He landed across the dragon’s coils beside its gaping jaw, lay facing one huge, watchful eye. He was sick with pain and knew that in a moment Dracvadrig would reach, open that great jaw, and destroy him. Driven by urgency, he leaped and plunged the sword deep into the eye. A cry of rage shattered around him. Blood spurted from the eye. The dragon twisted away, flailing and whipping across the chasm. Then suddenly it rose upward, screaming, its wings dragging its body up toward the rim.
It disappeared, half flying, half flailing, over the lip of the abyss.
The earth stilled. Lobon let out his breath, felt his reprieve, was sharply aware of the one instant, the one lucky blow. Was Dracvadrig dying? Elated, he began to climb up toward the mouth of the cave. Pain tore through his shoulder and arm. The wolves pushed around him. He leaned on Feldyn, forgetting elation then, in pain, and let the wolf pull him upward.
*
Above the abyss in the black cliff, a pale figure moved to the portal. She watched Dracvadrig approaching in slow, awkward flight as if at any minute he would fall back to the rocks below. She saw without emotion the dragon’s face covered with blood and the ruined eye.
At last she heard him come into the cave entrance behind her.
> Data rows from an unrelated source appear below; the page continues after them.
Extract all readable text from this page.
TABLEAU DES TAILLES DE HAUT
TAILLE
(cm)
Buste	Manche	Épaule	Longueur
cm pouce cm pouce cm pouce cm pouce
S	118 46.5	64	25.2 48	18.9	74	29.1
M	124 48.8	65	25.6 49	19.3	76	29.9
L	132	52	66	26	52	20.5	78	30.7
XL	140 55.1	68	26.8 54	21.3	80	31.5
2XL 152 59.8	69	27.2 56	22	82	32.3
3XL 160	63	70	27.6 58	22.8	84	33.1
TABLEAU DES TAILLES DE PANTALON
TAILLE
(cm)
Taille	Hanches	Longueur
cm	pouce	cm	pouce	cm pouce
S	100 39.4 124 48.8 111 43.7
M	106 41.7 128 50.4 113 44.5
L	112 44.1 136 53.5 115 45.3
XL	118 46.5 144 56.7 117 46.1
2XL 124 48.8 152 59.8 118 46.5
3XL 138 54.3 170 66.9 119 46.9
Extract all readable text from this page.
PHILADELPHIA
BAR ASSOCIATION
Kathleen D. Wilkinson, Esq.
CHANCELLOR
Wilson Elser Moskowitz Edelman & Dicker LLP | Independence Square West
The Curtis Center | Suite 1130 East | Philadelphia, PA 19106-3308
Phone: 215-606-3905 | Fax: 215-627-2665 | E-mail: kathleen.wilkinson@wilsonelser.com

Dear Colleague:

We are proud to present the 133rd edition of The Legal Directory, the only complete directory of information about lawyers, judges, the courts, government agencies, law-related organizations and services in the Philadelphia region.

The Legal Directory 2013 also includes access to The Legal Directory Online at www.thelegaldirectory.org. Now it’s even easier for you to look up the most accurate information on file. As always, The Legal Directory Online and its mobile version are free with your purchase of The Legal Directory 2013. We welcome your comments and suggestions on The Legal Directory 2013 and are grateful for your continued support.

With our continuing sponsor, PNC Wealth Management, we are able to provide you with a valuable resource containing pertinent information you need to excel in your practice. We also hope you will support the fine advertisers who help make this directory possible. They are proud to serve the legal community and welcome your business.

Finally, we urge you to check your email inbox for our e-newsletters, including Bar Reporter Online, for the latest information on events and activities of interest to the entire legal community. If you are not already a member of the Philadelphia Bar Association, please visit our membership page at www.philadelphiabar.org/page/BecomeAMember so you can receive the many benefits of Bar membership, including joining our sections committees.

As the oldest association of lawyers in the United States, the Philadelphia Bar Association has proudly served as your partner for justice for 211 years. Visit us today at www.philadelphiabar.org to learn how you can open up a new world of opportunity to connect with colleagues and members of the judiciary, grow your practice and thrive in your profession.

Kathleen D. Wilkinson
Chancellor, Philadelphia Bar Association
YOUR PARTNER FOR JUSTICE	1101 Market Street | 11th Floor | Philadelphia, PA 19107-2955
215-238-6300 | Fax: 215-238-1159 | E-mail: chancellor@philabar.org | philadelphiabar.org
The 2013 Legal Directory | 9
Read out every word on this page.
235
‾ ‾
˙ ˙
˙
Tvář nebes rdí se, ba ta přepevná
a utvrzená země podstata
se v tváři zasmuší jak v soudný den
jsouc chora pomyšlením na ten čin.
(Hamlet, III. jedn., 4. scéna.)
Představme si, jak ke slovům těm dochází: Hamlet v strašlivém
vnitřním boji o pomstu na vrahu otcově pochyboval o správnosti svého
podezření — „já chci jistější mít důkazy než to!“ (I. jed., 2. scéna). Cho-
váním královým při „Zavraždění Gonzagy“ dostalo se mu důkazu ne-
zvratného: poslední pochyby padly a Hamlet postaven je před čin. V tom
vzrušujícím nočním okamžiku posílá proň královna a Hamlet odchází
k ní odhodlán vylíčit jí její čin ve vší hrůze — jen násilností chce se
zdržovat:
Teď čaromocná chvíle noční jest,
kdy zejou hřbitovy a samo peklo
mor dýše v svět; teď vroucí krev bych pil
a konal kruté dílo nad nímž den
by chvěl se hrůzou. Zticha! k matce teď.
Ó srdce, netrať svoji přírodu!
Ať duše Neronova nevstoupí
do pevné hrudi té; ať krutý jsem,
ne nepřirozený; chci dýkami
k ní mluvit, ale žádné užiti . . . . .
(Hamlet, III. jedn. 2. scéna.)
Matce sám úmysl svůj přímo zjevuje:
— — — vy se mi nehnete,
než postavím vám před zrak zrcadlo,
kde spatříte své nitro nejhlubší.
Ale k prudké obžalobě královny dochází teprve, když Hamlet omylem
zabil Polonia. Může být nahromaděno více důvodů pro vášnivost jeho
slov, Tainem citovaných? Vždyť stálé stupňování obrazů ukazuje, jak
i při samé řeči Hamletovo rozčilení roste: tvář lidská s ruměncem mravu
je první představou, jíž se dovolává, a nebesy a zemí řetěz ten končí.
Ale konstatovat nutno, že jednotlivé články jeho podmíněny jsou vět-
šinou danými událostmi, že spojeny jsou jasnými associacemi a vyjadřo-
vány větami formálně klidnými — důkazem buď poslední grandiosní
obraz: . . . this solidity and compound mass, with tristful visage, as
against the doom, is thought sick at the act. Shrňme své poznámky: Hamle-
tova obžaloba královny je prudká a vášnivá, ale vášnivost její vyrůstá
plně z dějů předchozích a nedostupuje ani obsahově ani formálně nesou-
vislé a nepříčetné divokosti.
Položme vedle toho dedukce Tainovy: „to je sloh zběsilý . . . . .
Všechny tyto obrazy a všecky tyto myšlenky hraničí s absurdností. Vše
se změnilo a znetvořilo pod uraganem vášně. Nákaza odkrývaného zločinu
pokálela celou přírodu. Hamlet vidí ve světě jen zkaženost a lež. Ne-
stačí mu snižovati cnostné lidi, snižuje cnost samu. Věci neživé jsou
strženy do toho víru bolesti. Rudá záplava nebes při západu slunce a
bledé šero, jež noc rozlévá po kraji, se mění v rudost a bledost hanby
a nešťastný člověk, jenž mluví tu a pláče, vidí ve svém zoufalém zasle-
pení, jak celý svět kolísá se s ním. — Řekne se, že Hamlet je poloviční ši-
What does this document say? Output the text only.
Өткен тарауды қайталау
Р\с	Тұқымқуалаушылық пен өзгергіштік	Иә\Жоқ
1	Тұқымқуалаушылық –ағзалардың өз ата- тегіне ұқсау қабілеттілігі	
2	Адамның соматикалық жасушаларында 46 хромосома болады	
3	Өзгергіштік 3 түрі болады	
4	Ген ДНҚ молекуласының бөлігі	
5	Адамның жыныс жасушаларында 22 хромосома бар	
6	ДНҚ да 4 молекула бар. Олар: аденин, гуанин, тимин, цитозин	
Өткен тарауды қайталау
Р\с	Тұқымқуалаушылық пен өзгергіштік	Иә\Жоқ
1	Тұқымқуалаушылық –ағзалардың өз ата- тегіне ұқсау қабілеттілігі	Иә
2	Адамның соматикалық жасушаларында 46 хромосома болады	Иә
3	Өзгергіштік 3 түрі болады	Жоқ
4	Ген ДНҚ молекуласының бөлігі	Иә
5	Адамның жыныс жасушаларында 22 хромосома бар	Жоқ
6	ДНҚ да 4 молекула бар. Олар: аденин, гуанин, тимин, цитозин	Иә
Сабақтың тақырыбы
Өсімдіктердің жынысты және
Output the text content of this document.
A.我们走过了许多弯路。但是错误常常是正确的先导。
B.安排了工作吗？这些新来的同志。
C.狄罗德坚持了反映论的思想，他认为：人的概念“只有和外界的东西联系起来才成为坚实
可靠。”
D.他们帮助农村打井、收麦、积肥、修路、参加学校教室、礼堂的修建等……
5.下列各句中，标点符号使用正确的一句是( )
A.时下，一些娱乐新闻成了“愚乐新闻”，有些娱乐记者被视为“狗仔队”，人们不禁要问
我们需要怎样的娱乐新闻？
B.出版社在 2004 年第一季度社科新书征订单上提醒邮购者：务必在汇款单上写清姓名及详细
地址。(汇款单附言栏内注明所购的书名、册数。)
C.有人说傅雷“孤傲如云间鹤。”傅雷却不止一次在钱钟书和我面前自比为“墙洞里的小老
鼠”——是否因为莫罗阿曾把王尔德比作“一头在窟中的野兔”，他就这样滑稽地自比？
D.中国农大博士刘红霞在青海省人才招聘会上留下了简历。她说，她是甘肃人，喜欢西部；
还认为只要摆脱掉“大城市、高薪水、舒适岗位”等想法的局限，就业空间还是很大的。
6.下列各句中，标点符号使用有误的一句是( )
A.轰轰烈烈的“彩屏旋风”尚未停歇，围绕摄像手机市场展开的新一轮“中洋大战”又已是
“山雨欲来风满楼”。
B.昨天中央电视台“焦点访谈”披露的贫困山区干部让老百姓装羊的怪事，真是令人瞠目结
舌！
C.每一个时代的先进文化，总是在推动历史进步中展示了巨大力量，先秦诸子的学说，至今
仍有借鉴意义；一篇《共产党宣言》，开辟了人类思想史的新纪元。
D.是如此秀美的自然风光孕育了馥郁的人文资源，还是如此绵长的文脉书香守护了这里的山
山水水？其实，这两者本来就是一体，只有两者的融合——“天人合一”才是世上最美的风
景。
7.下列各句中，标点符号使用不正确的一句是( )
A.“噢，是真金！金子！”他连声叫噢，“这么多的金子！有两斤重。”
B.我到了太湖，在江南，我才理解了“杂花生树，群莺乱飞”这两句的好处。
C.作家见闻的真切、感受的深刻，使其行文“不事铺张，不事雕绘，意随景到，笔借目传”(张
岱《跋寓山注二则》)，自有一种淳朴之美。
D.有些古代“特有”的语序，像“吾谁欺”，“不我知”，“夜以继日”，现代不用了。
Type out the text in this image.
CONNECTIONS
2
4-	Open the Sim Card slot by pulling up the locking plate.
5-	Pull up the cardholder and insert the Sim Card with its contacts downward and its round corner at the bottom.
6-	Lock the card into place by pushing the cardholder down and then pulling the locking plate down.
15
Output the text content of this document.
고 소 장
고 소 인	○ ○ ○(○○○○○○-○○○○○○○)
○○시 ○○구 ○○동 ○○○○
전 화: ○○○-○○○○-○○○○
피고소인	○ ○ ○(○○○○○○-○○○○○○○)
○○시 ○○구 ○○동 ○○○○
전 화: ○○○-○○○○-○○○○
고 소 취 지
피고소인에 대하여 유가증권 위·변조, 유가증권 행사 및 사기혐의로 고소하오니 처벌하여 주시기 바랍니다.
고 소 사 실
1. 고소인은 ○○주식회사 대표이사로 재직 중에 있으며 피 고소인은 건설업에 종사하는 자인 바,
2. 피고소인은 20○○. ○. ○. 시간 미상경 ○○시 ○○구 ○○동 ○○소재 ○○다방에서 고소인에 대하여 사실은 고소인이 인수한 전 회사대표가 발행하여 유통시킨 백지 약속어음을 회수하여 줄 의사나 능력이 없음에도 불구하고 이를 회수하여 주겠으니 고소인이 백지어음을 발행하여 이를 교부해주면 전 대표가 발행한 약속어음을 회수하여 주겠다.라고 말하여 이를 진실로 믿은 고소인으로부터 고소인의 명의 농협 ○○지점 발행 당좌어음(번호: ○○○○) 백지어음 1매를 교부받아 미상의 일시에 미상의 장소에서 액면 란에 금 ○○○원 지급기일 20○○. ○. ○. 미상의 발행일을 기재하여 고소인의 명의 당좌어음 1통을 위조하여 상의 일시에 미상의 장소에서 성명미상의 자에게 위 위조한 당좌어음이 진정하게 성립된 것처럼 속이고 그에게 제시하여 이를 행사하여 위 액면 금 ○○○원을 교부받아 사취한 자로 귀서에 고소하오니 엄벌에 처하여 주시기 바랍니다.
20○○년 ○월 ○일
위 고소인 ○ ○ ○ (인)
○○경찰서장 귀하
He was losing control, beginning to change into the form of a man. She watched the change intently, until at last he lay sprawled across the stone bench, his lined face gray with pain, the gouged eye running blood.
She tended him coldly, mopping away the blood. She gave him a small portion of eppenroot for the pain.
“Haven’t you got MadogWerg! This is putrid stuff!”
“No, Drac. None.” Then, with disgust, “Your eye will not mend. You must use your Seeing senses to replace it.”
He stared at her in fury. His thin, lined face was distorted with pain—and then as the drug took effect, distorted with its hold on him. “You needn’t be so pleased.”
“You let it happen! You play with your quarry too much. Why didn’t you—”
“Why didn’t I what? Kill him and take the stones? Where would our plan be then?”
“You could have taken them without killing him. You didn’t have to get yourself made half useless!”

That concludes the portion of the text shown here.